Comme un jour à l’église alors que je m’enfonçais dans ma chasse à la recherche du sens, cette question éclata : qu’est-ce que le Divin ?

J’ai senti mes yeux s’ouvrir, j’avais besoin de voir le monde autour de moi, aussi intensément que le besoin de respirer ; il me semblait que je naissais d’un coup, que j’étais éjecté d’une gangue invisible et que, pour la première fois, je me trouvais au contact du monde. Alors ma vue se brouilla et je rencontrai la terre. Puis une pierre, une succession de corps inertes et un arbre dont le trajet du tronc aux branches m’amenèrent vers le ciel, où souvent l’on cherche la transcendance et l’absolu, dans le besoin de représentation spatiale d’une abstraction. Pourtant de ces murs dédiés à la consécration, un savant ignorant la spiritualité locale en sortirait en croyant que l’objet des chants chargés d’un affectif communiant, de la spectaculaire du rite et de l’édification, se trouvait dans les chaussures de son voisin de devant autant qu’incrusté dans le plafond. J’ai regardé ces gens, mes voisins de droite, de gauche, partout autour de moi. Je me suis dit : dans leur relation au divin les hommes s’indiquent les uns les autres comment ils aimeraient qu’on agissent avec eux ; l’amour fraternel, ce sont des hommes qui n’osent pas se dire des choses en face. Un peu comme la prétérition des personnages de comédie qui s’expriment à des interlocuteurs virtuels pour mieux faire passer leur message à celui, bien réel, qui les entend. Comme l’inverse d’un bouc émissaire, un palliatif nécessaire, une médiation, un transfert, un concept muet qui aurait pour fonction de réclamer de l’amour, pourquoi les hommes ne se regardent pas dans les yeux ?
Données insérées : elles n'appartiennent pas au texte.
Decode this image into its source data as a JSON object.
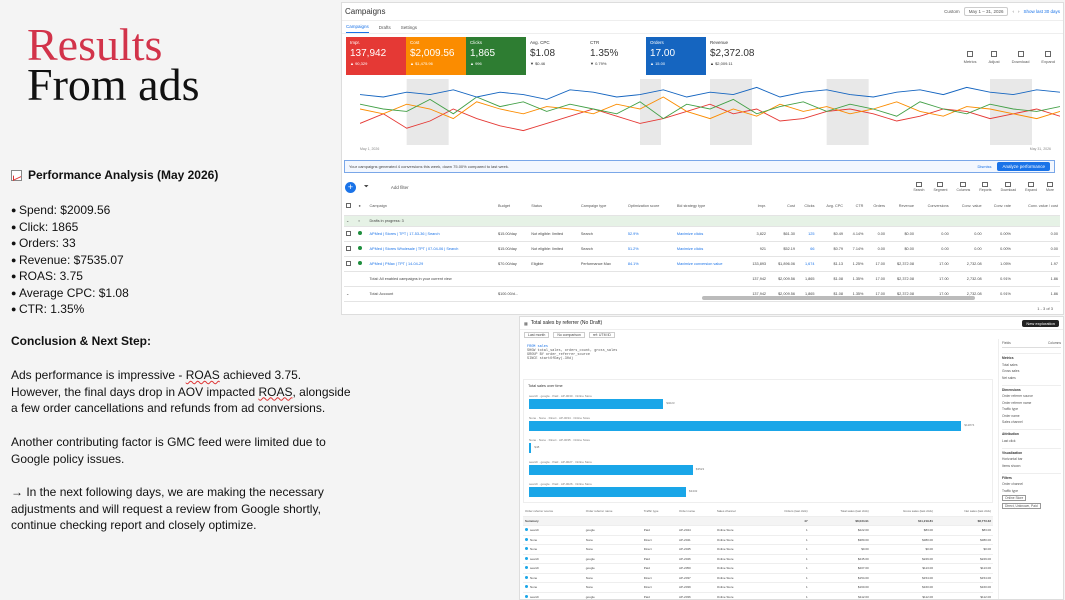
{
  "slide": {
    "title_line1": "Results",
    "title_line2": "From ads",
    "analysis_heading": "Performance Analysis (May 2026)",
    "metrics": [
      "Spend: $2009.56",
      "Click: 1865",
      "Orders: 33",
      "Revenue: $7535.07",
      "ROAS: 3.75",
      "Average CPC: $1.08",
      "CTR: 1.35%"
    ],
    "conclusion_heading": "Conclusion & Next Step:",
    "para1_a": "Ads performance is impressive - ",
    "para1_roas": "ROAS",
    "para1_b": " achieved 3.75. However, the final days drop in ",
    "para1_aov": "AOV",
    "para1_c": " impacted ",
    "para1_roas2": "ROAS",
    "para1_d": ", alongside a few order cancellations and refunds from ad conversions.",
    "para2": "Another contributing factor is GMC feed were limited due to Google policy issues.",
    "para3": "→ In the next following days, we are  making the necessary adjustments and will request a review from Google shortly, continue checking report and closely optimize."
  },
  "campaigns": {
    "header_title": "Campaigns",
    "date_label": "Custom",
    "date_range": "May 1 – 31, 2026",
    "show_last": "Show last 30 days",
    "tabs": [
      "Campaigns",
      "Drafts",
      "Settings"
    ],
    "cards": [
      {
        "label": "Impr.",
        "value": "137,942",
        "sub": "▲ 90,329",
        "bg": "#e53935"
      },
      {
        "label": "Cost",
        "value": "$2,009.56",
        "sub": "▲ $1,475.96",
        "bg": "#fb8c00"
      },
      {
        "label": "Clicks",
        "value": "1,865",
        "sub": "▲ 996",
        "bg": "#2e7d32"
      },
      {
        "label": "Avg. CPC",
        "value": "$1.08",
        "sub": "▼ $0.46",
        "bg": ""
      },
      {
        "label": "CTR",
        "value": "1.35%",
        "sub": "▼ 0.79%",
        "bg": ""
      },
      {
        "label": "Orders",
        "value": "17.00",
        "sub": "▲ 15.00",
        "bg": "#1565c0"
      },
      {
        "label": "Revenue",
        "value": "$2,372.08",
        "sub": "▲ $2,009.11",
        "bg": ""
      }
    ],
    "card_icons": [
      "Metrics",
      "Adjust",
      "Download",
      "Expand"
    ],
    "chart_start": "May 1, 2026",
    "chart_end": "May 31, 2026",
    "alert_text": "Your campaigns generated 4 conversions this week, down 75.00% compared to last week.",
    "alert_dismiss": "Dismiss",
    "alert_button": "Analyze performance",
    "add_filter": "Add filter",
    "toolbar_icons": [
      "Search",
      "Segment",
      "Columns",
      "Reports",
      "Download",
      "Expand",
      "More"
    ],
    "columns": [
      "Campaign",
      "Budget",
      "Status",
      "Campaign type",
      "Optimization score",
      "Bid strategy type",
      "Impr.",
      "Cost",
      "Clicks",
      "Avg. CPC",
      "CTR",
      "Orders",
      "Revenue",
      "Conversions",
      "Conv. value",
      "Conv. rate",
      "Conv. value / cost"
    ],
    "draft_row": "Drafts in progress: 3",
    "rows": [
      [
        "APMed | Stores | TPT | 17-53-36 | Search",
        "$15.00/day",
        "Not eligible: limited",
        "Search",
        "52.9%",
        "Maximize clicks",
        "3,822",
        "$61.30",
        "125",
        "$0.49",
        "4.14%",
        "0.00",
        "$0.00",
        "0.00",
        "0.00",
        "0.00%",
        "0.00"
      ],
      [
        "APMed | Stores Wholesale | TPT | 07-04-06 | Search",
        "$15.00/day",
        "Not eligible: limited",
        "Search",
        "51.2%",
        "Maximize clicks",
        "921",
        "$52.19",
        "66",
        "$0.79",
        "7.14%",
        "0.00",
        "$0.00",
        "0.00",
        "0.00",
        "0.00%",
        "0.00"
      ],
      [
        "APMed | PMax | TPT | 14-04-29",
        "$70.00/day",
        "Eligible",
        "Performance Max",
        "84.1%",
        "Maximize conversion value",
        "133,893",
        "$1,896.06",
        "1,674",
        "$1.13",
        "1.25%",
        "17.00",
        "$2,372.08",
        "17.00",
        "2,732.08",
        "1.05%",
        "1.97"
      ]
    ],
    "total_row_label": "Total: All enabled campaigns in your current view",
    "total_row": [
      "",
      "",
      "",
      "",
      "",
      "",
      "137,942",
      "$2,009.56",
      "1,865",
      "$1.08",
      "1.35%",
      "17.00",
      "$2,372.08",
      "17.00",
      "2,732.08",
      "0.91%",
      "1.86"
    ],
    "account_row_label": "Total: Account",
    "account_budget": "$100.00/d...",
    "account_row": [
      "",
      "",
      "",
      "",
      "",
      "",
      "137,942",
      "$2,009.56",
      "1,865",
      "$1.08",
      "1.35%",
      "17.00",
      "$2,372.08",
      "17.00",
      "2,732.08",
      "0.91%",
      "1.86"
    ],
    "pagination": "1 - 3 of 3"
  },
  "campaign_chart": {
    "series": [
      {
        "color": "#e53935",
        "values": [
          18,
          26,
          14,
          20,
          30,
          22,
          16,
          12,
          18,
          24,
          30,
          24,
          18,
          22,
          28,
          34,
          26,
          30,
          20,
          22,
          28,
          30,
          26,
          20,
          24,
          30,
          28,
          22,
          26,
          30,
          24
        ]
      },
      {
        "color": "#fb8c00",
        "values": [
          30,
          26,
          34,
          30,
          22,
          36,
          30,
          26,
          32,
          30,
          26,
          34,
          30,
          40,
          28,
          22,
          30,
          24,
          34,
          28,
          32,
          26,
          30,
          36,
          28,
          24,
          32,
          30,
          26,
          22,
          28
        ]
      },
      {
        "color": "#43a047",
        "values": [
          34,
          30,
          28,
          38,
          26,
          40,
          32,
          36,
          28,
          34,
          30,
          26,
          36,
          22,
          34,
          30,
          38,
          26,
          32,
          36,
          28,
          34,
          30,
          24,
          36,
          30,
          26,
          34,
          30,
          28,
          32
        ]
      },
      {
        "color": "#1565c0",
        "values": [
          42,
          40,
          44,
          42,
          46,
          40,
          44,
          42,
          38,
          46,
          44,
          40,
          42,
          46,
          40,
          44,
          42,
          48,
          40,
          44,
          46,
          42,
          40,
          44,
          46,
          42,
          48,
          44,
          42,
          46,
          44
        ]
      }
    ]
  },
  "report": {
    "title": "Total sales by referrer (No Draft)",
    "subtitle_chips": [
      "Last month",
      "No comparison",
      "ref: UTM ID"
    ],
    "query_lines": [
      "FROM sales",
      "SHOW total_sales, orders_count, gross_sales",
      "GROUP BY order_referrer_source",
      "SINCE startOfDay(-30d)"
    ],
    "export": "New exploration",
    "bar_title": "Total sales over time",
    "bars": [
      {
        "label": "search · google · Paid · AP-0030 · Online Store",
        "value": "$4023",
        "pct": 0.295
      },
      {
        "label": "None · None · Direct · AP-0034 · Online Store",
        "value": "$12874",
        "pct": 0.95
      },
      {
        "label": "None · None · Direct · AP-0035 · Online Store",
        "value": "$48",
        "pct": 0.005
      },
      {
        "label": "search · google · Paid · AP-0027 · Online Store",
        "value": "$3523",
        "pct": 0.36
      },
      {
        "label": "search · google · Paid · AP-0026 · Online Store",
        "value": "$3432",
        "pct": 0.345
      }
    ],
    "columns": [
      "Order referrer source",
      "Order referrer name",
      "Traffic type",
      "Order name",
      "Sales channel",
      "Orders (last click)",
      "Total sales (last click)",
      "Gross sales (last click)",
      "Net sales (last click)"
    ],
    "summary": [
      "Summary",
      "",
      "",
      "",
      "",
      "47",
      "$8,034.91",
      "$11,219.81",
      "$8,773.32"
    ],
    "rows": [
      [
        "search",
        "google",
        "Paid",
        "AP-2044",
        "Online Store",
        "1",
        "$222.00",
        "$83.00",
        "$83.00"
      ],
      [
        "None",
        "None",
        "Direct",
        "AP-2041",
        "Online Store",
        "1",
        "$380.00",
        "$380.00",
        "$380.00"
      ],
      [
        "None",
        "None",
        "Direct",
        "AP-2045",
        "Online Store",
        "1",
        "$0.00",
        "$0.00",
        "$0.00"
      ],
      [
        "search",
        "google",
        "Paid",
        "AP-2046",
        "Online Store",
        "1",
        "$245.00",
        "$229.00",
        "$229.00"
      ],
      [
        "search",
        "google",
        "Paid",
        "AP-2050",
        "Online Store",
        "1",
        "$207.00",
        "$113.00",
        "$113.00"
      ],
      [
        "None",
        "None",
        "Direct",
        "AP-2037",
        "Online Store",
        "1",
        "$154.00",
        "$154.00",
        "$154.00"
      ],
      [
        "None",
        "None",
        "Direct",
        "AP-2039",
        "Online Store",
        "1",
        "$160.00",
        "$160.00",
        "$160.00"
      ],
      [
        "search",
        "google",
        "Paid",
        "AP-2036",
        "Online Store",
        "1",
        "$112.00",
        "$112.00",
        "$112.00"
      ],
      [
        "None",
        "None",
        "Direct",
        "AP-2033",
        "Online Store",
        "1",
        "$98.00",
        "$98.00",
        "$98.00"
      ]
    ],
    "side_tabs": [
      "Fields",
      "Columns"
    ],
    "side_sections": [
      {
        "head": "Metrics",
        "items": [
          "Total sales",
          "Gross sales",
          "Net sales"
        ]
      },
      {
        "head": "Dimensions",
        "items": [
          "Order referrer source",
          "Order referrer name",
          "Traffic type",
          "Order name",
          "Sales channel"
        ]
      },
      {
        "head": "Attribution",
        "items": [
          "Last click"
        ]
      },
      {
        "head": "Visualization",
        "items": [
          "Horizontal bar",
          "Items shown"
        ]
      },
      {
        "head": "Filters",
        "items": [
          "Order channel",
          "Traffic type"
        ]
      }
    ],
    "filter_chips": [
      "Online Store",
      "Direct, Unknown, Paid"
    ]
  }
}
Qu’est-ce que le Divin ? Je fis l’effort de « voir » enfin le vide dans l’air qui m’entourait, de tracer des lignes droites pour relier tous les objets qui environnaient mon corps, d’en peser tout l’éloignement, de m’extraire de toute cette pâte et d’affronter ma solitude, ma souffrance, ma peur, puis lentement de les dresser. Qu’est-ce que le divin ? Je me vis chanter en enfance dans un chœur, pétri de joie, des fils unissant chaque voix, formant ensemble le Tout, l’esprit de corps, l’unification dans la joie, ou le Parti ou l’Idée ou l’Eglise, sans que n’en change l’intensité des battements de mon cœur, cette impression titubante de tout contenir tout en étant contenu moi-même, la dissolution de mon individualité dans l’élan vers le sacré, cette heureuse appartenance à la lumière et au progrès. Mais partout l’homme fait une coupable concurrence à ce qui le supporte ou l’écrase, et le voilà qui réclame le monopole ; écoute donc le crépitement des bûchers, la pelletée des charniers, ne parlent-ils pas la même langue ? Ne participent-ils pas à la même marche ? Quelle utilité du Divin sinon de me sortir du quotidien, de me mettre à l’écoute de l’invisible, du transcendant, de me sortir de l’utile pour atteindre la profondeur de la réalité, n’est-ce pas une marque sur une porte qui m’indique qu’ici il faut entrer ?

Qu’est-ce que le Divin ? Un écho. Mais qui a crié et que j’entends ? Est-ce un appel lointain qui s’infuse dans l’air ? Qui a crié sinon la chair hurlante ? Qui a crié sinon moi ?

Je suis entré peut-être, pour ressortir sans doute, de la même manière que j’avais refusé d’être Juif comme les Allemands étaient Aryens : le sang n’a pas de sens, et l’appartenance, la foi, doivent faire l’objet d’une élection, d’une adhésion, d’un engagement volontaire ! Mais on n’est pas enchainé à ses choix. Alors, comme un objet rompu que nous avons jeté et dont l’absence ne nous manque même pas, je suis sorti de l’Eglise, sans bruit, comme on se réveille d’un sommeil.